La banque en dématérialisant ses transactions en toute sécurité juridique et informatique bénéficierait donc, pour la correspondance électronique, d’un rapprochement systématique et quotidien des documents financiers échangés avec ses partenaires.
Or la dématérialisation des échanges documentaires représente pour les banques françaises une économie de charges annuelles supérieure à 5 Milliards €, ainsi qu’une réduction des allocations en fonds propres (Ratio Cooke /Mac Donought), réservées à la couverture règlementaire des risques opérationnels, équivalente à 3 milliards €.
La dématérialisation légale des extraits de comptes et des avis d’opérés fera économiser aux banques françaises entre 3 et 5 milliards d’euros, dans les toutes prochaines années.
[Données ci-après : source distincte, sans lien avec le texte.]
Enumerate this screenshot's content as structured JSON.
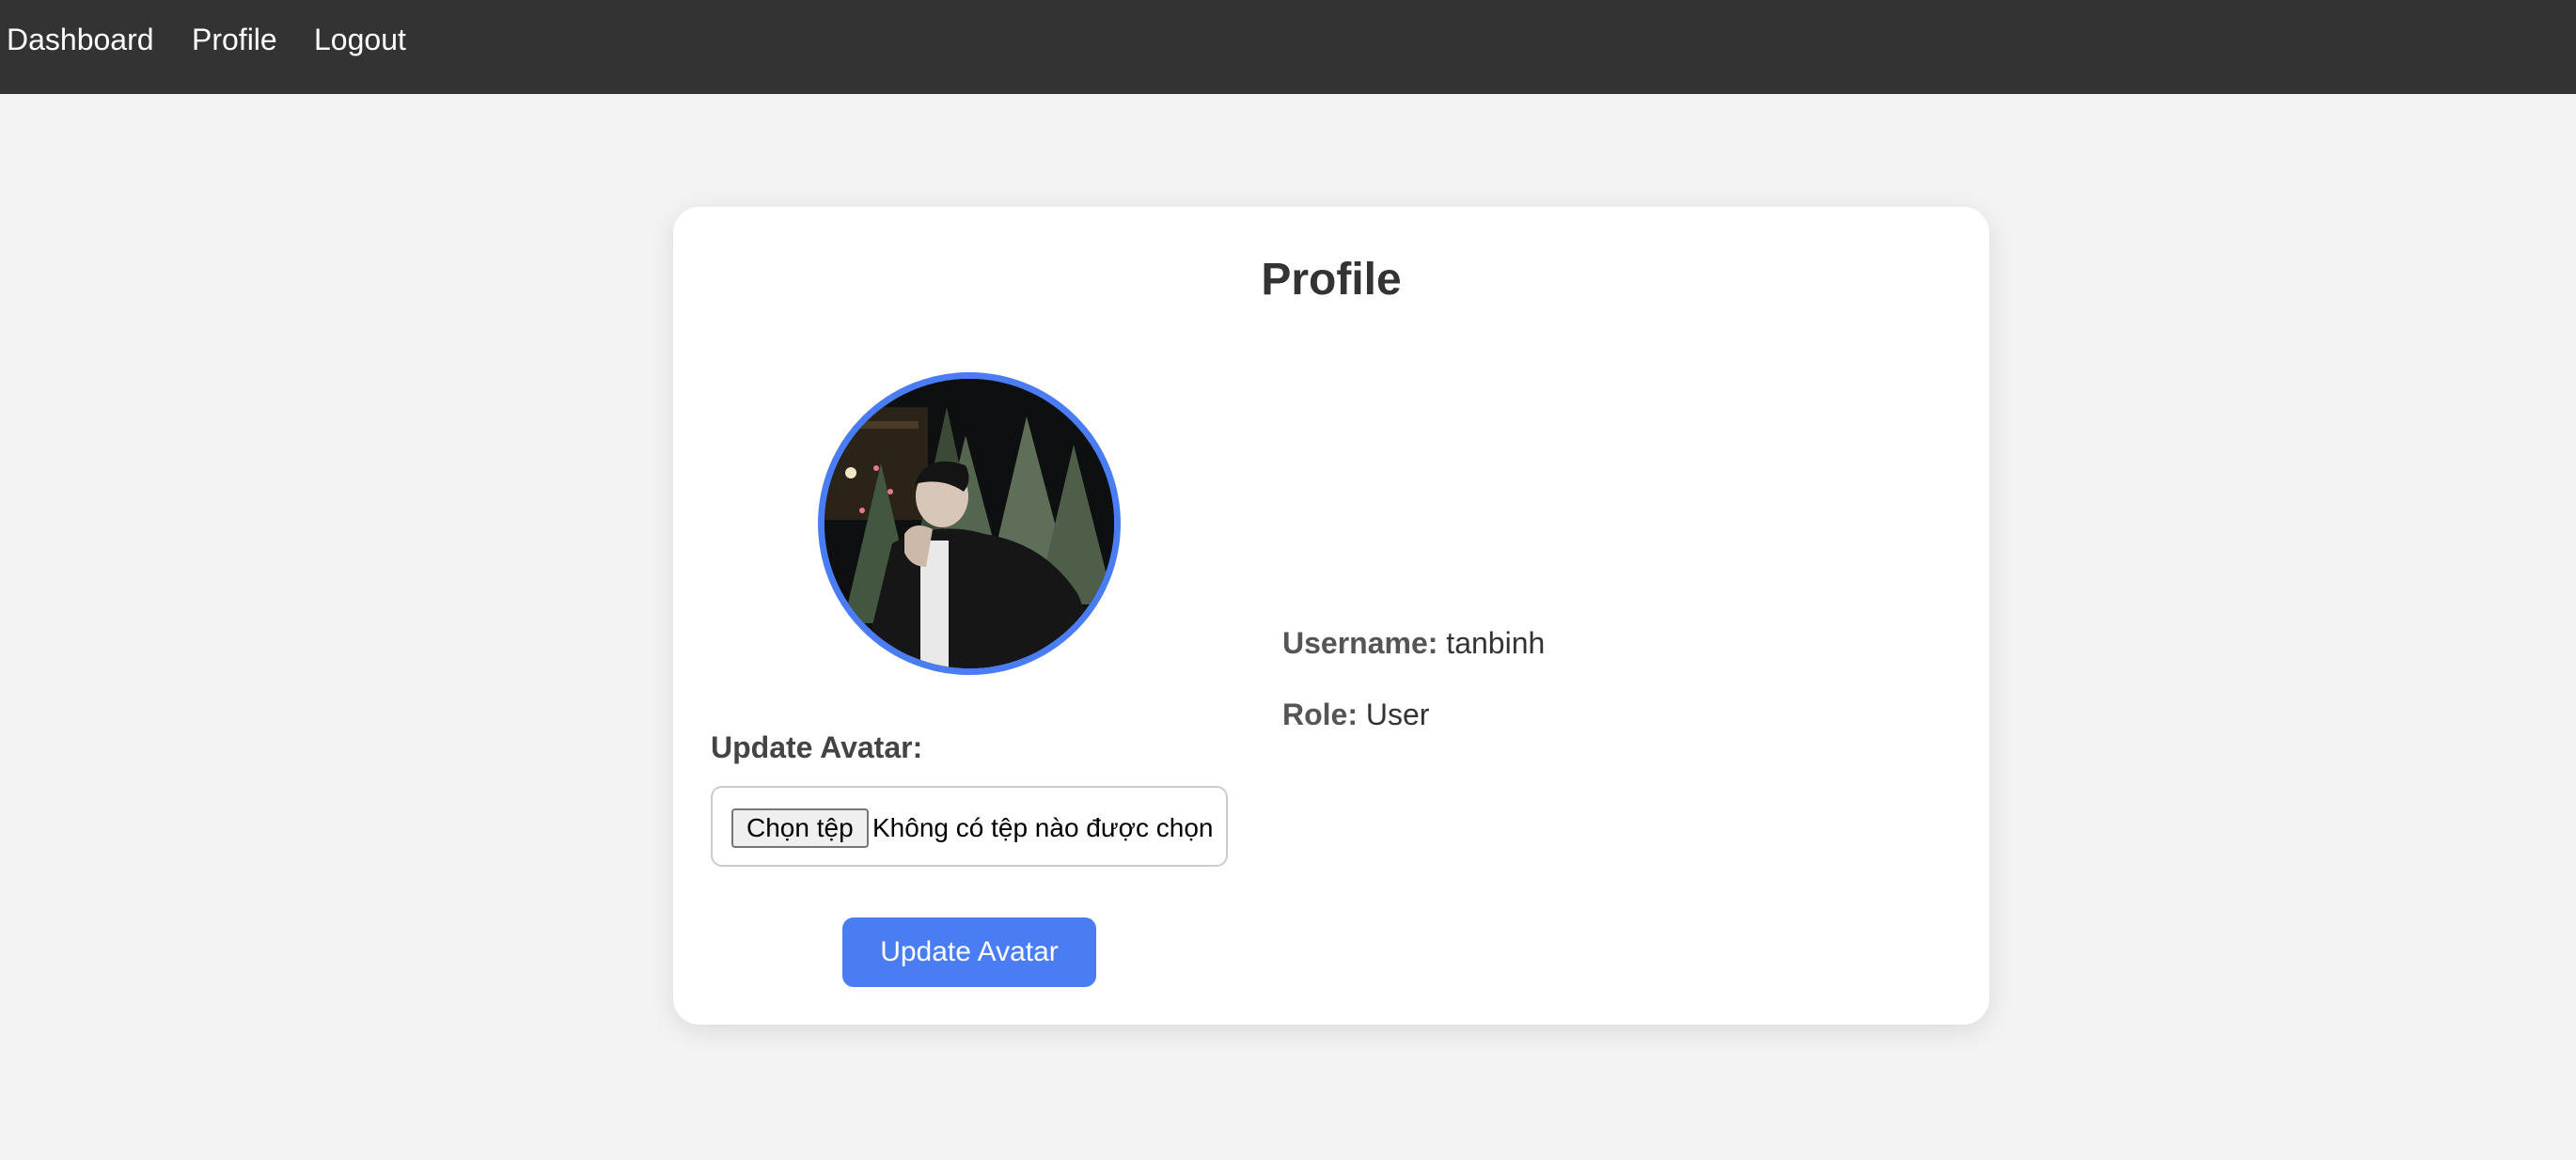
{
  "nav": {
    "items": [
      {
        "label": "Dashboard"
      },
      {
        "label": "Profile"
      },
      {
        "label": "Logout"
      }
    ]
  },
  "profile": {
    "title": "Profile",
    "update_label": "Update Avatar:",
    "file_input": {
      "button_label": "Chọn tệp",
      "status_text": "Không có tệp nào được chọn"
    },
    "submit_label": "Update Avatar",
    "info": {
      "username_key": "Username:",
      "username_value": "tanbinh",
      "role_key": "Role:",
      "role_value": "User"
    }
  },
  "colors": {
    "navbar": "#333333",
    "accent": "#4a7cf3",
    "page_bg": "#f3f3f3",
    "card_bg": "#ffffff"
  }
}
Ce sera même, en Europe, un facteur majeur de compétitivité puisque la dématérialisation procure une confiance réelle avec les clients, et une excellente productivité sur les services rendus.
Ces chiffres surprenant se comparent aux économies estimées à 243 Milliards € par an par la Commission Européenne pour la dématérialisation des factures interentreprises (Rapport Juillet 2007), et également estimées à 15 milliards € pour la France dans le Rapport Attali traitant de la modernisation des Administrations.
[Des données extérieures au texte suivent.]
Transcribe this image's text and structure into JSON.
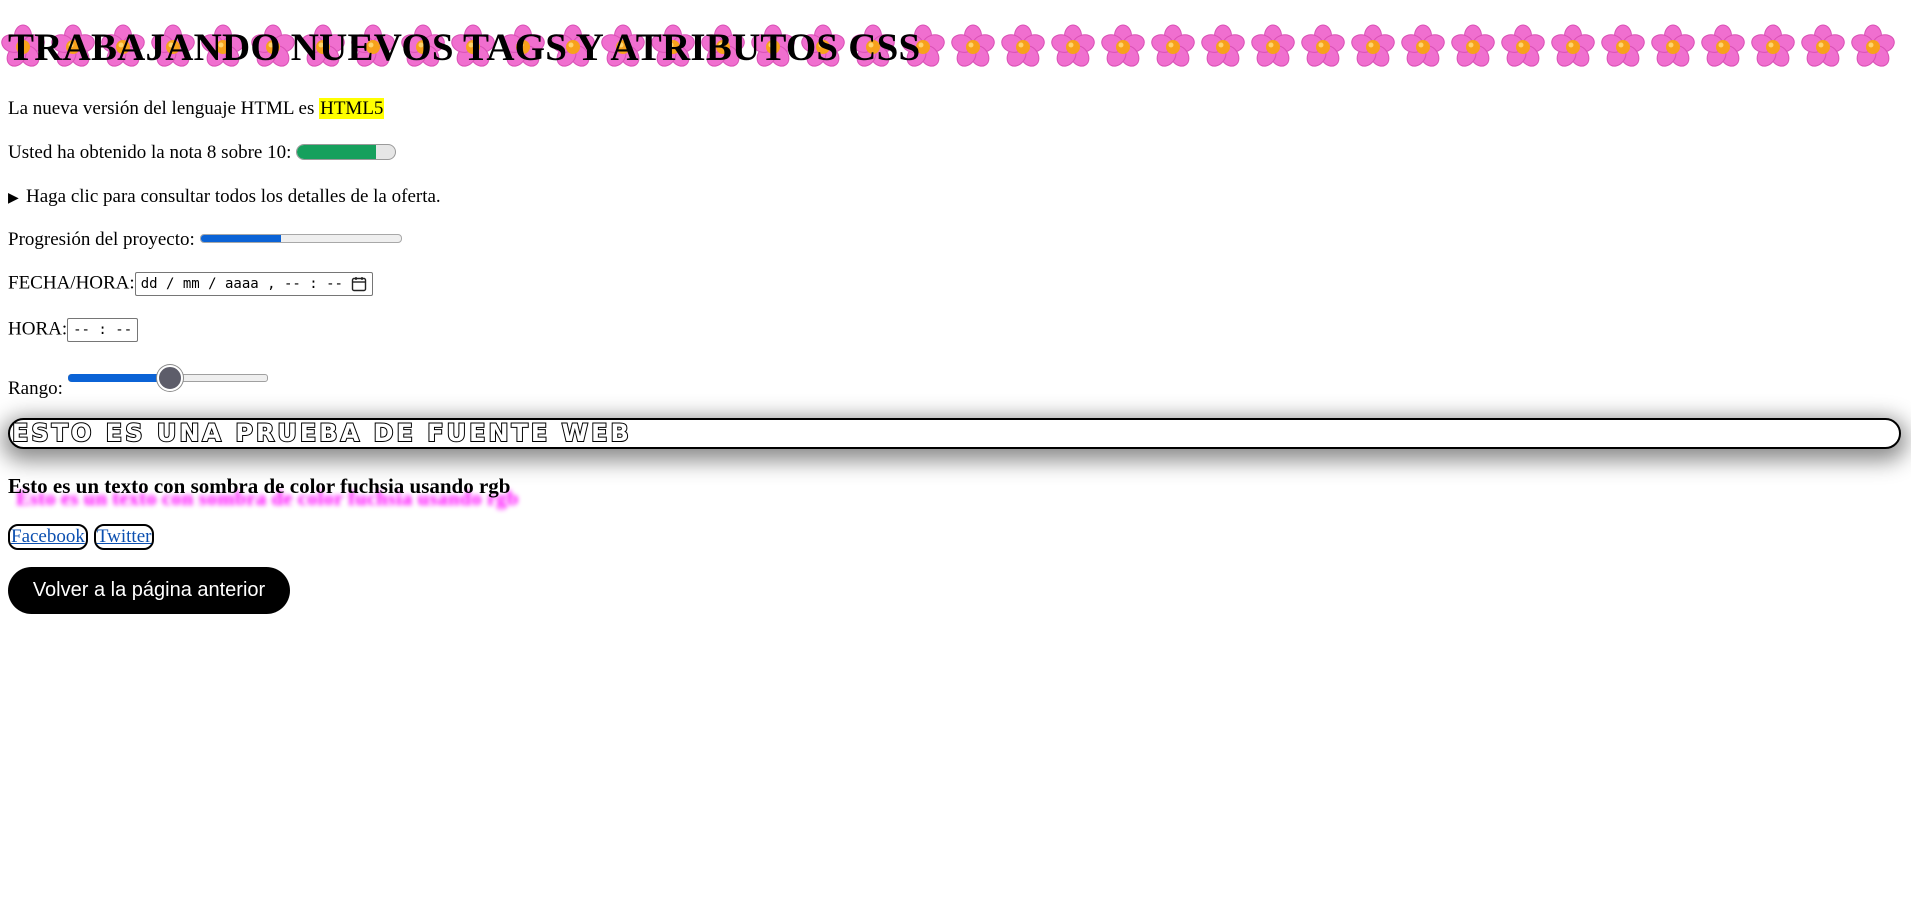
{
  "header": {
    "title": "TRABAJANDO NUEVOS TAGS Y ATRIBUTOS CSS",
    "decoration_icon": "flower-icon"
  },
  "mark_line": {
    "text": "La nueva versión del lenguaje HTML es ",
    "highlight": "HTML5",
    "highlight_color": "#ffff00"
  },
  "meter_line": {
    "label": "Usted ha obtenido la nota 8 sobre 10:",
    "value": 8,
    "max": 10,
    "fill_color": "#16a05d"
  },
  "details": {
    "summary": "Haga clic para consultar todos los detalles de la oferta."
  },
  "progress_line": {
    "label": "Progresión del proyecto:",
    "value": 0.4,
    "fill_color": "#0b63d6"
  },
  "datetime_field": {
    "label": "FECHA/HORA:",
    "placeholder": "dd / mm / aaaa ,  -- : --"
  },
  "time_field": {
    "label": "HORA:",
    "placeholder": "-- : --"
  },
  "range_field": {
    "label": "Rango:",
    "value": 0.5
  },
  "webfont_text": "ESTO ES UNA PRUEBA DE FUENTE WEB",
  "shadow_text": {
    "text": "Esto es un texto con sombra de color fuchsia usando rgb",
    "shadow_color": "rgb(255, 0, 255)"
  },
  "links": [
    "Facebook",
    "Twitter"
  ],
  "back_button": "Volver a la página anterior"
}
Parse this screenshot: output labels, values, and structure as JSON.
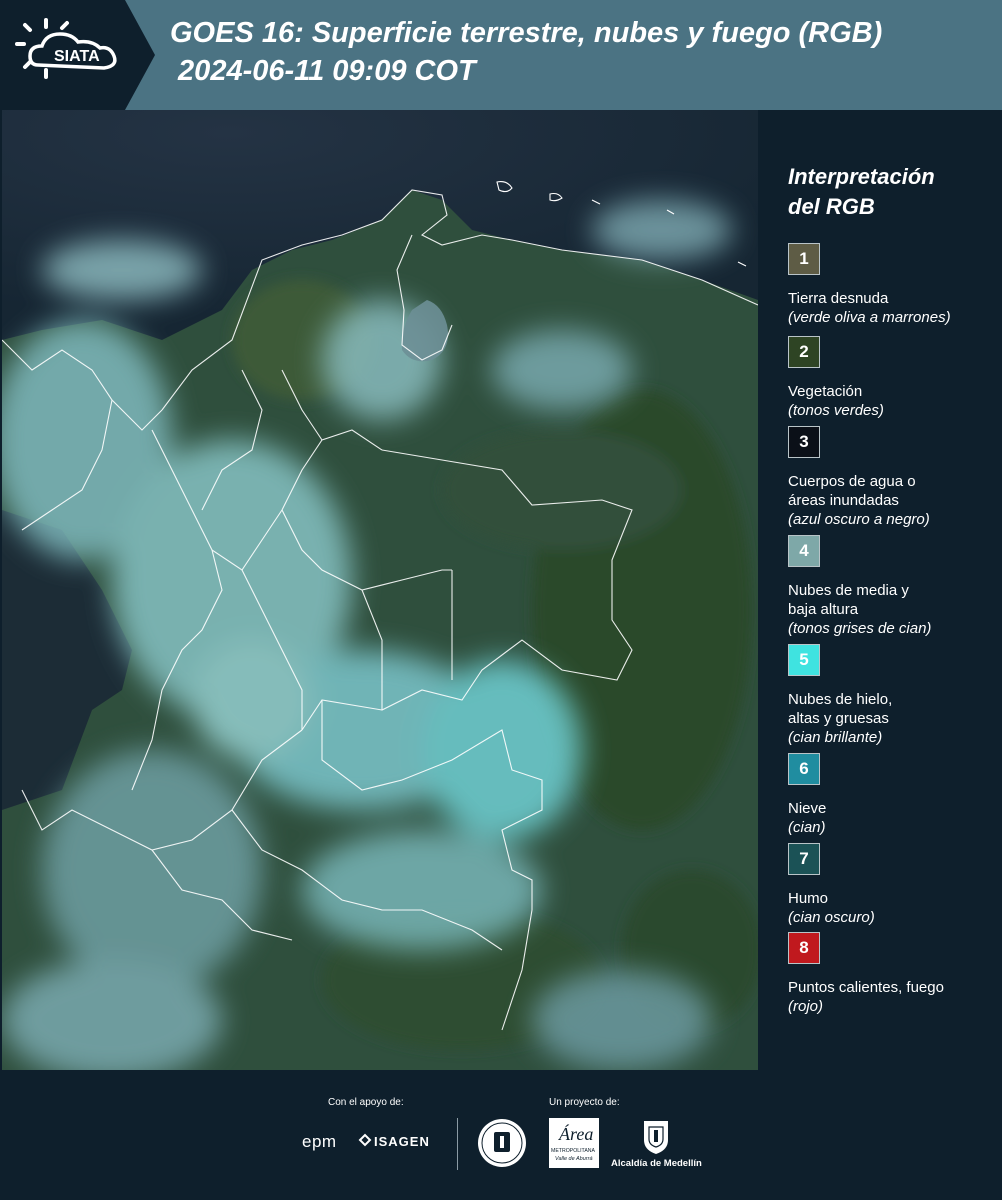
{
  "header": {
    "logo_text": "SIATA",
    "title_line1": "GOES 16: Superficie terrestre, nubes y fuego (RGB)",
    "title_line2": " 2024-06-11 09:09 COT"
  },
  "legend": {
    "title_line1": "Interpretación",
    "title_line2": "del RGB",
    "items": [
      {
        "number": "1",
        "color": "#5e5c45",
        "label_lines": [
          "Tierra desnuda"
        ],
        "sub": "(verde oliva a marrones)"
      },
      {
        "number": "2",
        "color": "#2e4424",
        "label_lines": [
          "Vegetación"
        ],
        "sub": "(tonos verdes)"
      },
      {
        "number": "3",
        "color": "#0b1018",
        "label_lines": [
          "Cuerpos de agua o",
          "áreas inundadas"
        ],
        "sub": "(azul oscuro a negro)"
      },
      {
        "number": "4",
        "color": "#7ea8a8",
        "label_lines": [
          "Nubes de media y",
          "baja altura"
        ],
        "sub": "(tonos grises de cian)"
      },
      {
        "number": "5",
        "color": "#3fe3e0",
        "label_lines": [
          "Nubes de hielo,",
          "altas y gruesas"
        ],
        "sub": "(cian brillante)"
      },
      {
        "number": "6",
        "color": "#208da0",
        "label_lines": [
          "Nieve"
        ],
        "sub": "(cian)"
      },
      {
        "number": "7",
        "color": "#1b5256",
        "label_lines": [
          "Humo"
        ],
        "sub": "(cian oscuro)"
      },
      {
        "number": "8",
        "color": "#c0191e",
        "label_lines": [
          "Puntos calientes, fuego"
        ],
        "sub": "(rojo)"
      }
    ]
  },
  "footer": {
    "support_label": "Con el apoyo de:",
    "project_label": "Un proyecto de:",
    "sponsor_epm": "epm",
    "sponsor_isagen": "ISAGEN",
    "area_logo_word": "Área",
    "area_logo_text1": "METROPOLITANA",
    "area_logo_text2": "Valle de Aburrá",
    "alcaldia": "Alcaldía de Medellín"
  }
}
Certaines aides des Etats Européens pourraient être subordonnées à la mise en œuvre, dans les banques et dans les grandes Entreprises, d’un « Plan de dématérialisation » des opérations commerciales et financières afin de renforcer la sécurité des places de marché, et la sincérité des comptes présentés aux actionnaires et à l’administration fiscale.
Seuls les contrôles de la dématérialisation des transactions informatisées, inscrits dans cette politique de sécurité pour la Gouvernance des entreprises, permettent de réconcilier, par construction et en lecture directe, les résultats de gestion avec les résultats comptables, d’effectuer les prévisions de trésorerie, et de mesurer les risques de transactions et de liquidités.
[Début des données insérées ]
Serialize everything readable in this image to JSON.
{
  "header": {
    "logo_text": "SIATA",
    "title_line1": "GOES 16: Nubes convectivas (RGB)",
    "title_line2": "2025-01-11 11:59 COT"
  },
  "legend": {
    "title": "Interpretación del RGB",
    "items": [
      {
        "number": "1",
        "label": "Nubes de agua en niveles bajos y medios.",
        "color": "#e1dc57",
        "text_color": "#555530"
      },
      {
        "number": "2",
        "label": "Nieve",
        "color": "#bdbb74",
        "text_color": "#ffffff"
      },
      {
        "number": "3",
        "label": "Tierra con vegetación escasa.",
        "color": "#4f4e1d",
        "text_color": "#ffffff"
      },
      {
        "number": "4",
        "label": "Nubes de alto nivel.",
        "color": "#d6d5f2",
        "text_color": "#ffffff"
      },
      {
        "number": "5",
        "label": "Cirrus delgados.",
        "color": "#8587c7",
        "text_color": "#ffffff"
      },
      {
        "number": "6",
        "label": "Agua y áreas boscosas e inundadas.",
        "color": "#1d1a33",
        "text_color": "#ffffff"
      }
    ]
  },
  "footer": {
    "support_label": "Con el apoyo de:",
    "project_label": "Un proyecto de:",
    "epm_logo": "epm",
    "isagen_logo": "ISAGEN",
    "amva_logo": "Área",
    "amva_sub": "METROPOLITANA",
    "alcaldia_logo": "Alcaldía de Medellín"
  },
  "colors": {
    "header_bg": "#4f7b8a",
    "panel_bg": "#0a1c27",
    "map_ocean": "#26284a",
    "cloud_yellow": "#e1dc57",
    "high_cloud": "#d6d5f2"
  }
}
La situation d’insécurité et le désordre des marchés financiers ont, pour le moment, ruiné la confiance des épargnants. Pour restaurer la confiance, l’exactitude et la sincérité des comptes devront être rétablies, et les instruments financiers inscrits dans le bilan et le hors bilan informatisés devront être dématérialisés au même titre que la monnaie scripturale déjà sécurisée en zéro papier et zéro défaut. Le terme « sincère » vient du latin « sine cere » voulant dire « sans cire » c’est-à-dire « pas maquillé », s’agissant du bois de sapin que les Romains ciraient en noir pour ainsi le dénaturer et mieux le vendre au prix du bois d’ébène !
La politique de sécurité revue sous l’angle de la dématérialisation des transactions est bien un axe majeur de la gouvernance des entreprises pour protéger leur organisation, pour améliorer leur compétitivité, pour assurer l’application des procédures internes, et pour profiter de l’excellence des règlementations en vigueur.